Os olhos violeta perderam o brilho no instante em que se fixaram na mesinha de cabeceira. Ali fora depositado seu leque de seda negra, do qual se esquecera completamente.

Heero estava lhe devolvendo o precioso objeto.

- Céus... algo está... errado...

Duo só não sabia dizer o que...

oOo

Heero saiu da casa sem encontrar com Quatre ou algum dos criados. Pelo visto a pressa do loirinho era autêntica. Ao que se lembrava das palavras de seu anfitrião, restara apenas Rashid naquele local, e era óbvio que em breve não ficaria mais ninguém.

Claro que o loirinho enviara uma mensagem para os criados de Duo, e logo os mesmos viriam tomar conta de seu mestre, sem que ele se desgastasse com a viagem.

Assim que saiu na rua, o japonês analisou o céu cinzento de Londres.

Aquela cidade estava sempre coberta por uma névoa deprimente e entristecedora, mas naquele momento combinava perfeitamente com o estado de espírito de Heero.

- Agora... Relena...

Primeiro iria a casa de sua futura ex-noiva e romperia o compromisso com ela. Depois voltaria para o hotel, onde tudo já estava pronto para que levasse a cabo o seu carma.

Caminhando sem pressa, o japonês abriu mão de chamar um condutor. Londres não era uma cidade tão grande assim, e poderia chegar a casa de Relena sem se cansar muito.

Doía-lhe pensar que aquela era a última vez que via Duo... não lamentava pelo Japão, sua nação mãe, nem pelos parentes que deixara no oriente.

Não lamentava pelos lugares que não conheceria jamais, nem por ter manchado sua honra de samurai...

O que magoava mesmo, o que estilhaçava seu coração e destruía sua alma, era o pensamento de nunca mais ver Duo. Nunca mais sentir seu calor, ver seu sorriso radiante ou tocar a maciez de sua pele e seus cabelos.

Inconscientemente, Heero abriu e fechou a mão, lembrando-se da sensação de ter tocado naqueles belos fios de cabelo. Aquilo estaria gravado para sempre em sua memória, como uma cicatriz marcada a ferro nas lembranças mais recentes.

Na verdade, tudo o que Heero possuía, eram as lembranças recentes, ou seja, as lembranças de Duo. Todo o resto fora varrido de sua mente pelo belo americano. Sua mente recordava-se apenas dos momentos que partilhara com ele, raros e inconstantes, mas fortes e profundos.

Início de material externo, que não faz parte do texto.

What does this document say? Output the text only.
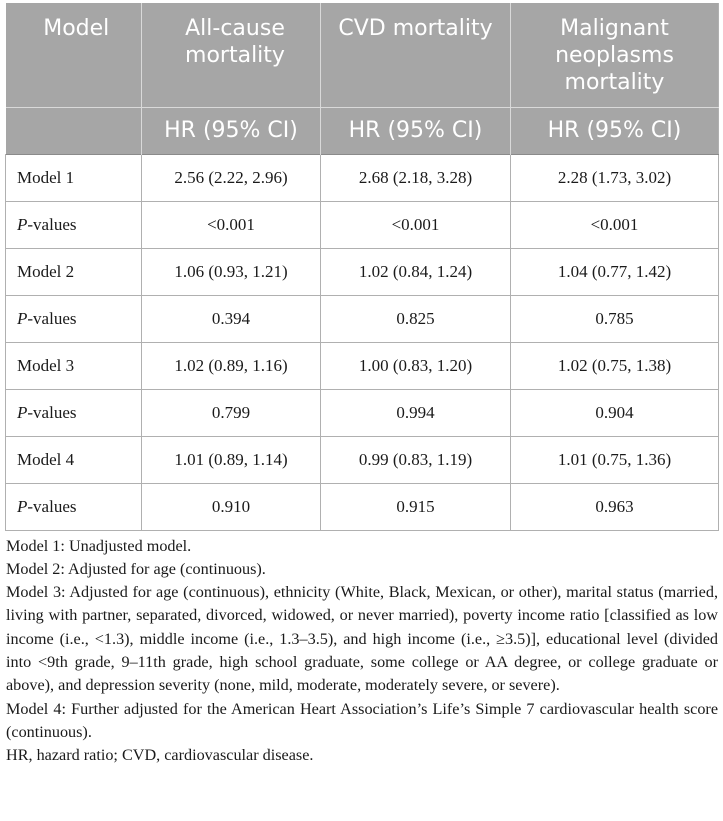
Model	All-cause mortality	CVD mortality	Malignant neoplasms mortality
	HR (95% CI)	HR (95% CI)	HR (95% CI)
Model 1	2.56 (2.22, 2.96)	2.68 (2.18, 3.28)	2.28 (1.73, 3.02)
P-values	<0.001	<0.001	<0.001
Model 2	1.06 (0.93, 1.21)	1.02 (0.84, 1.24)	1.04 (0.77, 1.42)
P-values	0.394	0.825	0.785
Model 3	1.02 (0.89, 1.16)	1.00 (0.83, 1.20)	1.02 (0.75, 1.38)
P-values	0.799	0.994	0.904
Model 4	1.01 (0.89, 1.14)	0.99 (0.83, 1.19)	1.01 (0.75, 1.36)
P-values	0.910	0.915	0.963

Model 1: Unadjusted model.

Model 2: Adjusted for age (continuous).

Model 3: Adjusted for age (continuous), ethnicity (White, Black, Mexican, or other), marital status (married, living with partner, separated, divorced, widowed, or never married), poverty income ratio [classified as low income (i.e., <1.3), middle income (i.e., 1.3–3.5), and high income (i.e., ≥3.5)], educational level (divided into <9th grade, 9–11th grade, high school graduate, some college or AA degree, or college graduate or above), and depression severity (none, mild, moderate, moderately severe, or severe).

Model 4: Further adjusted for the American Heart Association’s Life’s Simple 7 cardiovascular health score (continuous).

HR, hazard ratio; CVD, cardiovascular disease.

Momentos que haviam sido vividos com emoção impar, diferente a cada vez, e nem por isso menos singulares, muito pelo contrário.

Duo... Duo... Duo...

Claro que havia o outro lado da moeda: Heero abandonara seu país, dera as costas a seu dever de samurai e traíra a confiança de uma garota que aceitara ser sua esposa sem nem o conhecer... em contrapartida descobria que existia o amor verdadeiro. Percebera que seu coração também podia formular desejos egoístas, apesar dos mesmos irem contra sua missão, e por um breve instante... tivera Duo para si. Provara daqueles lábios imaculados e inocentes.

Por tudo isso, daria sua vida sem hesitar. Pagar com seppuku era até mesmo pouco. Afinal, o americano alcançara o mais profundo de seu ser, e o fizera conhecer a felicidade que somente um amor verdadeiro poderia trazer.

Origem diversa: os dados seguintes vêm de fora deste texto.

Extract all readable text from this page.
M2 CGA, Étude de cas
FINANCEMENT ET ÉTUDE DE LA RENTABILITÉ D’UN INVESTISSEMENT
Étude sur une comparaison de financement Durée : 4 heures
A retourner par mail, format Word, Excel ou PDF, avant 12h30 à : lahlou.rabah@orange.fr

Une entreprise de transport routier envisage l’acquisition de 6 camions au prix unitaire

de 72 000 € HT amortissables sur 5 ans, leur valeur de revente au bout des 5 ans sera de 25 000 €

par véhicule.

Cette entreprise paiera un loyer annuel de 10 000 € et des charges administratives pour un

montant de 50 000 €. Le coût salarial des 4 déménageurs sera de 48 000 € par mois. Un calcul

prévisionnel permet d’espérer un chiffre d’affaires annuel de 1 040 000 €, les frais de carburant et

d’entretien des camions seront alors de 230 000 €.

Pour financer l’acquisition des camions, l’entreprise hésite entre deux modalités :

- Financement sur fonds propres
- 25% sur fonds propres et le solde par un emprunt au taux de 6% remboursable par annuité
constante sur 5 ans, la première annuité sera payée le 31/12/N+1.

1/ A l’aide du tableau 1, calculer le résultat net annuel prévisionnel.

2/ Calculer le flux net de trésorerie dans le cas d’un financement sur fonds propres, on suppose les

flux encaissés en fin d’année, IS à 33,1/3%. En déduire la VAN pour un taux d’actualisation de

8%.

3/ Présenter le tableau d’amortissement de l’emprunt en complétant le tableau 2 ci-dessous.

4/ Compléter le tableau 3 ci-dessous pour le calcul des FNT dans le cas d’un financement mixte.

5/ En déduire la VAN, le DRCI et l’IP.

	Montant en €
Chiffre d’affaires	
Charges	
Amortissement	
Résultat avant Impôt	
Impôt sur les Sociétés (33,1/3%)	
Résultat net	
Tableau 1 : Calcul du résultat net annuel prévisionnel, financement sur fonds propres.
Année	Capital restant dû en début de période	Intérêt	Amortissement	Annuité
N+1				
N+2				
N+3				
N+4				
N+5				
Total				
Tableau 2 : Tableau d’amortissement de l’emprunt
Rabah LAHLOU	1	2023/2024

Mesmo que tal amor fosse taxado pela maioria como proibido e sujo. Mesmo que fosse considerado o oitavo pecado capital. A verdade é que aquele sentimento lhe dera um par de magníficas asas brancas...

E fizera sua alma livre!

oOO

Relena estava sentada ao lado da lareira apagada. Permanecia muito calma e impassível, apesar de seu íntimo arder de ódio e rancor. Sua educação nobre não permitia que demonstrasse aqueles sentimentos.

E os conselhos de Zechs, é claro.

Os olhos indiferentes da garota caíram sobre as cinzas frias e geladas. A muito tempo não tinham dinheiro para comprar mais lenha, e de toda a extensa frota de criados, apenas um restara... os outros haviam ido embora, pois os irmãos não tinham mais condições de pagar seus salários.

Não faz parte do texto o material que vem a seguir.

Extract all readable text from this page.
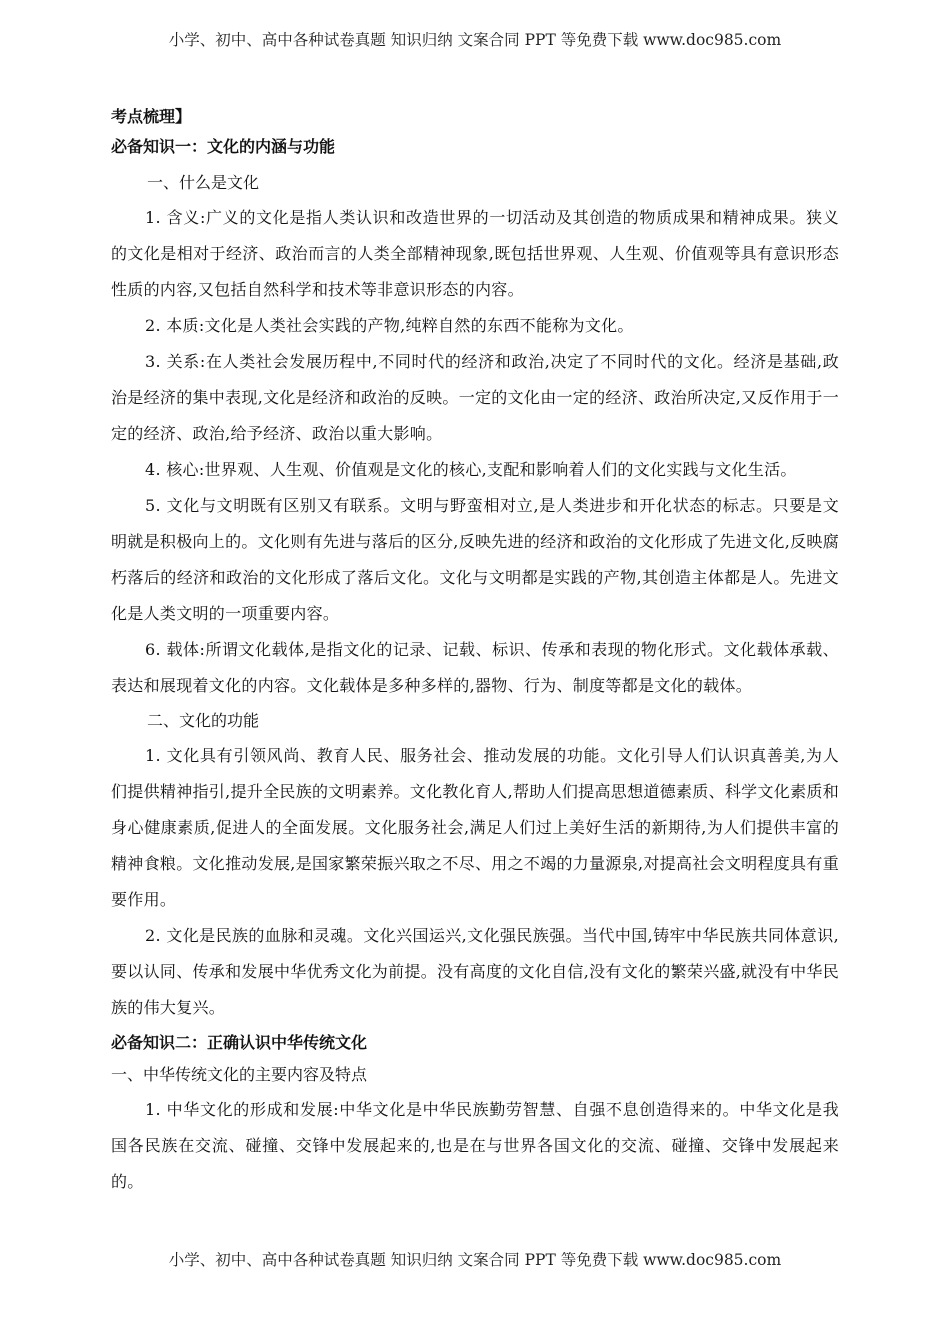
小学、初中、高中各种试卷真题 知识归纳 文案合同 PPT 等免费下载 www.doc985.com

考点梳理】

必备知识一：文化的内涵与功能

一、什么是文化

1. 含义:广义的文化是指人类认识和改造世界的一切活动及其创造的物质成果和精神成果。狭义的文化是相对于经济、政治而言的人类全部精神现象,既包括世界观、人生观、价值观等具有意识形态性质的内容,又包括自然科学和技术等非意识形态的内容。

2. 本质:文化是人类社会实践的产物,纯粹自然的东西不能称为文化。

3. 关系:在人类社会发展历程中,不同时代的经济和政治,决定了不同时代的文化。经济是基础,政治是经济的集中表现,文化是经济和政治的反映。一定的文化由一定的经济、政治所决定,又反作用于一定的经济、政治,给予经济、政治以重大影响。

4. 核心:世界观、人生观、价值观是文化的核心,支配和影响着人们的文化实践与文化生活。

5. 文化与文明既有区别又有联系。文明与野蛮相对立,是人类进步和开化状态的标志。只要是文明就是积极向上的。文化则有先进与落后的区分,反映先进的经济和政治的文化形成了先进文化,反映腐朽落后的经济和政治的文化形成了落后文化。文化与文明都是实践的产物,其创造主体都是人。先进文化是人类文明的一项重要内容。

6. 载体:所谓文化载体,是指文化的记录、记载、标识、传承和表现的物化形式。文化载体承载、表达和展现着文化的内容。文化载体是多种多样的,器物、行为、制度等都是文化的载体。

二、文化的功能

1. 文化具有引领风尚、教育人民、服务社会、推动发展的功能。文化引导人们认识真善美,为人们提供精神指引,提升全民族的文明素养。文化教化育人,帮助人们提高思想道德素质、科学文化素质和身心健康素质,促进人的全面发展。文化服务社会,满足人们过上美好生活的新期待,为人们提供丰富的精神食粮。文化推动发展,是国家繁荣振兴取之不尽、用之不竭的力量源泉,对提高社会文明程度具有重要作用。

2. 文化是民族的血脉和灵魂。文化兴国运兴,文化强民族强。当代中国,铸牢中华民族共同体意识,要以认同、传承和发展中华优秀文化为前提。没有高度的文化自信,没有文化的繁荣兴盛,就没有中华民族的伟大复兴。

必备知识二：正确认识中华传统文化

一、中华传统文化的主要内容及特点

1. 中华文化的形成和发展:中华文化是中华民族勤劳智慧、自强不息创造得来的。中华文化是我国各民族在交流、碰撞、交锋中发展起来的,也是在与世界各国文化的交流、碰撞、交锋中发展起来的。

小学、初中、高中各种试卷真题 知识归纳 文案合同 PPT 等免费下载 www.doc985.com
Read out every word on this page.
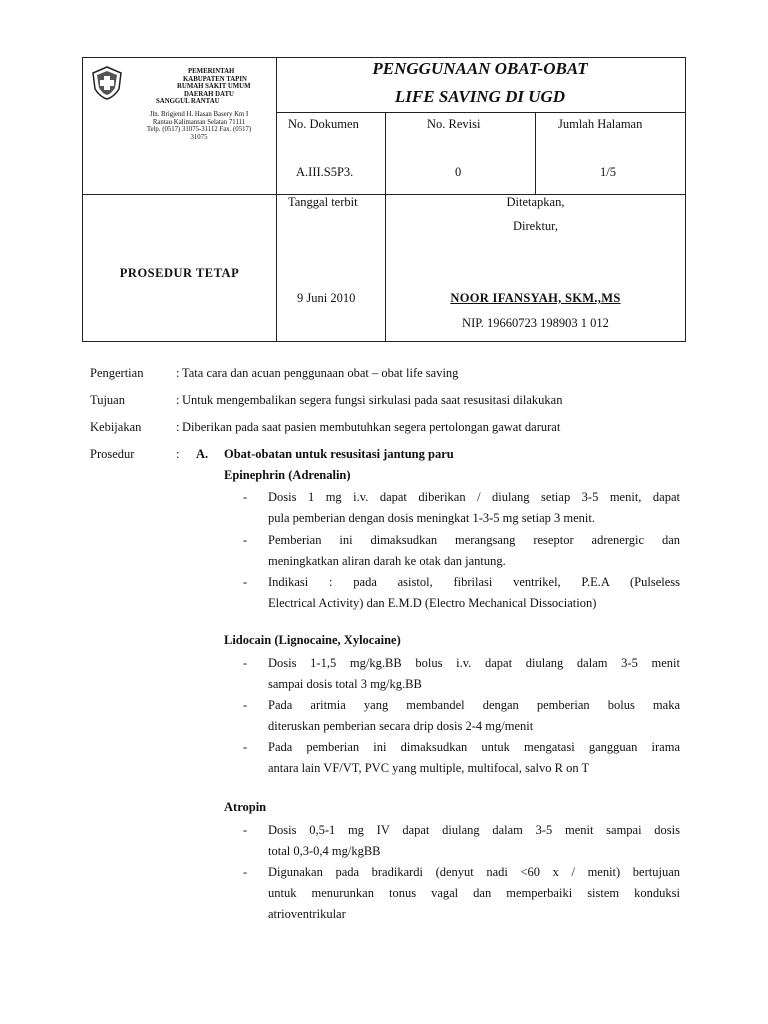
PEMERINTAH
KABUPATEN TAPIN
RUMAH SAKIT UMUM
DAERAH DATU
SANGGUL RANTAU
Jln. Brigjend H. Hasan Basery Km I
Rantau Kalimantan Selatan 71111
Telp. (0517) 31075-31112 Fax. (0517)
31075
PENGGUNAAN OBAT-OBAT
LIFE SAVING DI UGD
No. Dokumen	No. Revisi	Jumlah Halaman
A.III.S5P3.	0	1/5
PROSEDUR TETAP
Tanggal terbit
9 Juni 2010
Ditetapkan,
Direktur,
NOOR IFANSYAH, SKM.,MS
NIP. 19660723 198903 1 012
Pengertian	: Tata cara dan acuan penggunaan obat – obat life saving
Tujuan	: Untuk mengembalikan segera fungsi sirkulasi pada saat resusitasi dilakukan
Kebijakan	: Diberikan pada saat pasien membutuhkan segera pertolongan gawat darurat
Prosedur	: A. Obat-obatan untuk resusitasi jantung paru
Epinephrin (Adrenalin)
- Dosis 1 mg i.v. dapat diberikan / diulang setiap 3-5 menit, dapat
pula pemberian dengan dosis meningkat 1-3-5 mg setiap 3 menit.
- Pemberian ini dimaksudkan merangsang reseptor adrenergic dan
meningkatkan aliran darah ke otak dan jantung.
- Indikasi : pada asistol, fibrilasi ventrikel, P.E.A (Pulseless
Electrical Activity) dan E.M.D (Electro Mechanical Dissociation)
Lidocain (Lignocaine, Xylocaine)
- Dosis 1-1,5 mg/kg.BB bolus i.v. dapat diulang dalam 3-5 menit
sampai dosis total 3 mg/kg.BB
- Pada aritmia yang membandel dengan pemberian bolus maka
diteruskan pemberian secara drip dosis 2-4 mg/menit
- Pada pemberian ini dimaksudkan untuk mengatasi gangguan irama
antara lain VF/VT, PVC yang multiple, multifocal, salvo R on T
Atropin
- Dosis 0,5-1 mg IV dapat diulang dalam 3-5 menit sampai dosis
total 0,3-0,4 mg/kgBB
- Digunakan pada bradikardi (denyut nadi <60 x / menit) bertujuan
untuk menurunkan tonus vagal dan memperbaiki sistem konduksi
atrioventrikular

Fora a cinco dias atrás, que a caçula dos Peacecraft chegara espumando da casa de Quatre, tomada pela raiva, asco e humilhação. Ela ainda lembrava-se da cena muito bem...

oOo

"A porta foi aberta com um estrondo, surpreendendo Zechs que lia tranqüilamente à luz de um lampião. O rapaz não disse nada, apenas observou sua irmã se dirigir as cortinas de veludo negro, e num rompante de raiva, arrancá-las e jogá-las ao chão.

- Malditos! Desgraçados! Infames e sujos!

- O que houve, minha irmã?

- Aqueles malditos estrangeiros! São todos uns amaldiçoados! Não têm pudor algum... nenhum respeito por nós, nobres e fidalgos.

- De quem está falando?

Numa voz recheada de petulância, Relena narrou tudo o que flagrara na casa de Quatre.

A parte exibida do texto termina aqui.